Handoffs, Supervisors, and Swarms, Topologies That Survive Users

Pull-quote: “Users do not follow your workflow diagram. They interrupt, change their minds, and ask the billing question in the middle of the refund. The topology that survives is the one that expected that.”
The demo lies about the user
Every orchestration topology looks clean in a demo, because a demo asks the question the diagram was drawn for. Real users interrupt mid-task, revise the goal after step three, and bundle two departments into one sentence. The choice between handoffs, supervisors, and swarms is really a choice about where coordination state lives when that happens, and how much of the transcript survives contact with a human who did not read the script.

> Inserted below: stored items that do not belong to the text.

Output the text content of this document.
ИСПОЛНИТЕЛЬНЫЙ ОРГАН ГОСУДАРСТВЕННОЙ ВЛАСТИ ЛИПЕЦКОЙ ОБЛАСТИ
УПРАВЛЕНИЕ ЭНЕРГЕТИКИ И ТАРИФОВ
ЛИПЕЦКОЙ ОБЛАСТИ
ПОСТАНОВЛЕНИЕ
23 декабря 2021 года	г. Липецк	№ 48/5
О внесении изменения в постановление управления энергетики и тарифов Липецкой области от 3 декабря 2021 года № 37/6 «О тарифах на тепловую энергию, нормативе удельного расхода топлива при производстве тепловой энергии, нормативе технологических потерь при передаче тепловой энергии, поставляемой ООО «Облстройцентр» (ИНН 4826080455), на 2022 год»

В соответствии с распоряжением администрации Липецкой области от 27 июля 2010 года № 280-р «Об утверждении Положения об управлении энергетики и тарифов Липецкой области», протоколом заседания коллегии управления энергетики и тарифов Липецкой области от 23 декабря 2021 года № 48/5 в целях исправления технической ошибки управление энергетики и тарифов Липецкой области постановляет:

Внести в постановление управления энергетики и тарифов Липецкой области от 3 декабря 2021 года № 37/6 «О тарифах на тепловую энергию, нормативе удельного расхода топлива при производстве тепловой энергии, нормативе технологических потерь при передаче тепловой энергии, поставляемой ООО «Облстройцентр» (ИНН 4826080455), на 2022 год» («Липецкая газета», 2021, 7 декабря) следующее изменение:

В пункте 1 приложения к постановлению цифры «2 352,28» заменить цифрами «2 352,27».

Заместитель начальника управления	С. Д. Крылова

Three topologies, three failure signatures
HANDOFF CHAIN SUPERVISOR STAR SWARM / MESH
───────────── ─────────────── ────────────
A ──► B ──► C S A ◄──► B
baton, one owner ┌─┼─┐ ▲ \ / ▲
at a time ▼ ▼ ▼ │ \/ │
A B C ▼ /\ ▼
breaks: context workers report up C ◄──► D
dropped at the breaks: bottleneck, breaks: no owner,
seam between supervisor context circular waits,
two agents bloat emergent loops
| Topology | Coordination state lives | Typical break | Debuggability |
|---|---|---|---|
| Handoff chain | The baton: what A passes B | Context dropped at the seam | High: one owner at a time |
| Supervisor star | The supervisor’s plan | Supervisor bloat, worker retry storms | Medium: one place to look, one place to flood |
| Swarm / mesh | Everywhere and nowhere | Circular waits, emergent loops | Low: causality reconstructed from traces |
Handoffs fail at the seams. The receiving agent gets a summary of a summary, and the constraint the user stated in turn two is gone by the third baton pass. Supervisors fail at the center: the coordinator accumulates every worker’s partial output until its own reasoning degrades, which is how you get a fleet run by the most confused participant in it. Swarms fail structurally. When no one owns the outcome, two agents can each politely wait for the other, or amplify each other’s errors in a loop that no single trace explains.

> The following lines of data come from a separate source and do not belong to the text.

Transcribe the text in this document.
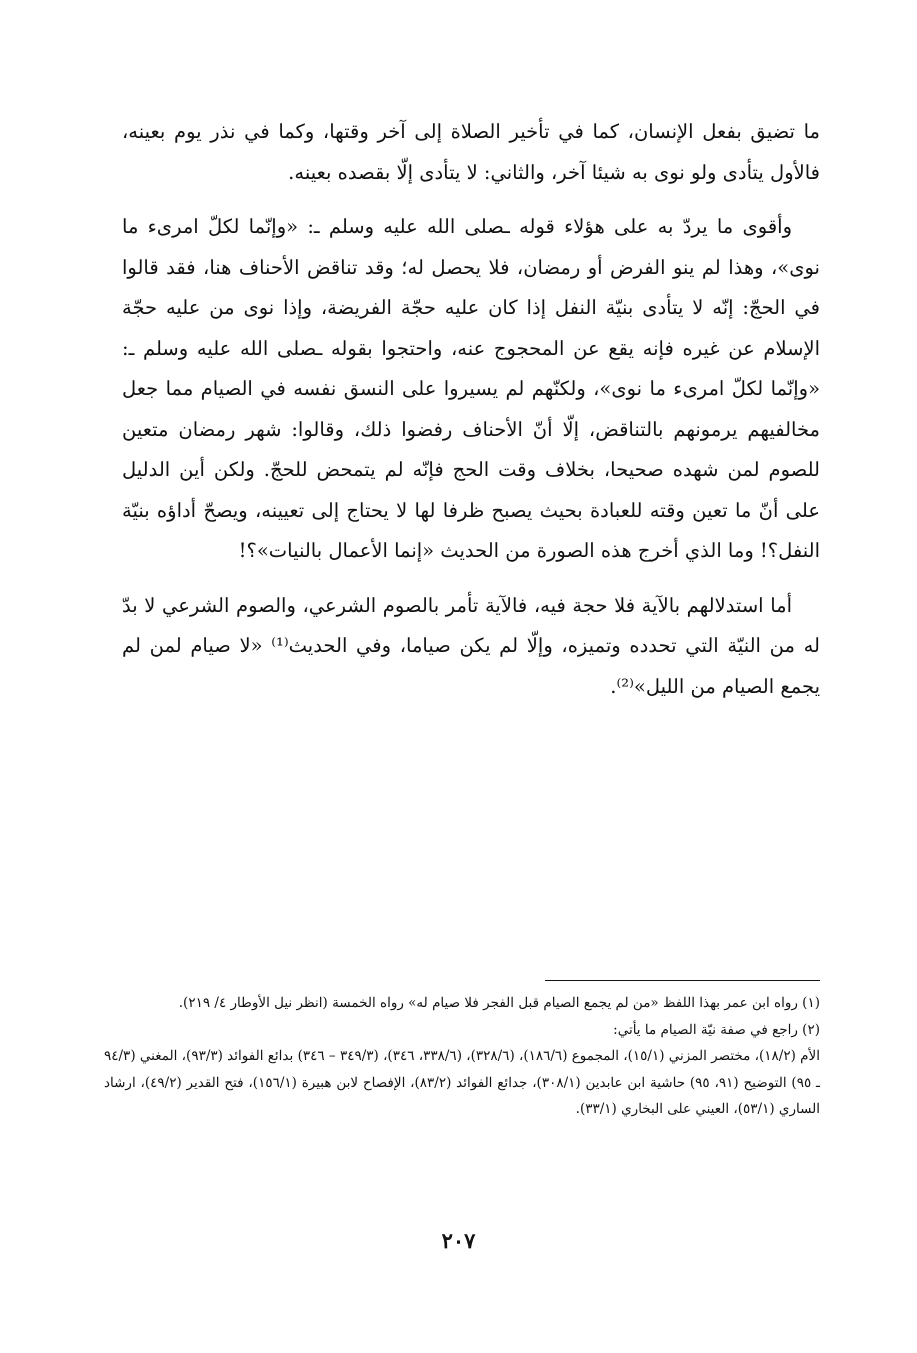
ما تضيق بفعل الإنسان، كما في تأخير الصلاة إلى آخر وقتها، وكما في نذر يوم بعينه، فالأول يتأدى ولو نوى به شيئا آخر، والثاني: لا يتأدى إلّا بقصده بعينه.

وأقوى ما يردّ به على هؤلاء قوله ـصلى الله عليه وسلم ـ: «وإنّما لكلّ امرىء ما نوى»، وهذا لم ينو الفرض أو رمضان، فلا يحصل له؛ وقد تناقض الأحناف هنا، فقد قالوا في الحجّ: إنّه لا يتأدى بنيّة النفل إذا كان عليه حجّة الفريضة، وإذا نوى من عليه حجّة الإسلام عن غيره فإنه يقع عن المحجوج عنه، واحتجوا بقوله ـصلى الله عليه وسلم ـ: «وإنّما لكلّ امرىء ما نوى»، ولكنّهم لم يسيروا على النسق نفسه في الصيام مما جعل مخالفيهم يرمونهم بالتناقض، إلّا أنّ الأحناف رفضوا ذلك، وقالوا: شهر رمضان متعين للصوم لمن شهده صحيحا، بخلاف وقت الحج فإنّه لم يتمحض للحجّ. ولكن أين الدليل على أنّ ما تعين وقته للعبادة بحيث يصبح ظرفا لها لا يحتاج إلى تعيينه، ويصحّ أداؤه بنيّة النفل؟! وما الذي أخرج هذه الصورة من الحديث «إنما الأعمال بالنيات»؟!

أما استدلالهم بالآية فلا حجة فيه، فالآية تأمر بالصوم الشرعي، والصوم الشرعي لا بدّ له من النيّة التي تحدده وتميزه، وإلّا لم يكن صياما، وفي الحديث⁽¹⁾ «لا صيام لمن لم يجمع الصيام من الليل»⁽²⁾.

(١) رواه ابن عمر بهذا اللفظ «من لم يجمع الصيام قبل الفجر فلا صيام له» رواه الخمسة (انظر نيل الأوطار ٤/ ٢١٩).

(٢) راجع في صفة نيّة الصيام ما يأتي:

الأم (١٨/٢)، مختصر المزني (١٥/١)، المجموع (١٨٦/٦)، (٣٢٨/٦)، (٣٣٨/٦، ٣٤٦)، (٣٤٩/٣ – ٣٤٦) بدائع الفوائد (٩٣/٣)، المغني (٩٤/٣ ـ ٩٥) التوضيح (٩١، ٩٥) حاشية ابن عابدين (٣٠٨/١)، جدائع الفوائد (٨٣/٢)، الإفصاح لابن هبيرة (١٥٦/١)، فتح القدير (٤٩/٢)، ارشاد الساري (٥٣/١)، العيني على البخاري (٣٣/١).

٢٠٧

Rules that hold across all three
- Hand off state, not transcripts. A handoff is a typed contract: goal, constraints, evidence so far, and what done means. If the baton is a chat log, the seam is already leaking.
- Keep the supervisor thin. It routes, budgets, and aggregates. The moment it starts doing the workers’ jobs, you have one overloaded agent with extra steps.
- Every task has exactly one owner at any moment. Ownership can transfer; it cannot be shared or vacant. Most swarm pathologies are ownership pathologies.
- The user talks to one voice. Internal topology is not the user’s problem. Interruptions land at a single front, which decides what they mean for the work in flight.
- Emit the topology into the trace. Who delegated to whom, with what budget, and what came back. An orchestration you cannot replay is one you cannot fix.
Where this lands in production
Screening workloads suit the supervisor star: a thin coordinator fans records out to parallel screening agents and aggregates their independent judgments deterministically. The supervisor never screens anything itself, which is precisely why it stays reliable at the center. A customer-facing assistant sits at the other extreme: a single front that owns every conversation and hands work back only through typed, narrow tools. Between those poles we have yet to meet a production problem that demanded a true swarm more than it demanded an owner.
Closing
Pick the topology by asking where coordination state should live and who owns the outcome when a user interrupts. Chains for pipelines with clean seams, stars for parallel work that needs an accountable center, and swarms almost never, because the mesh that looks resilient on the whiteboard is usually just a diagram of unowned failure.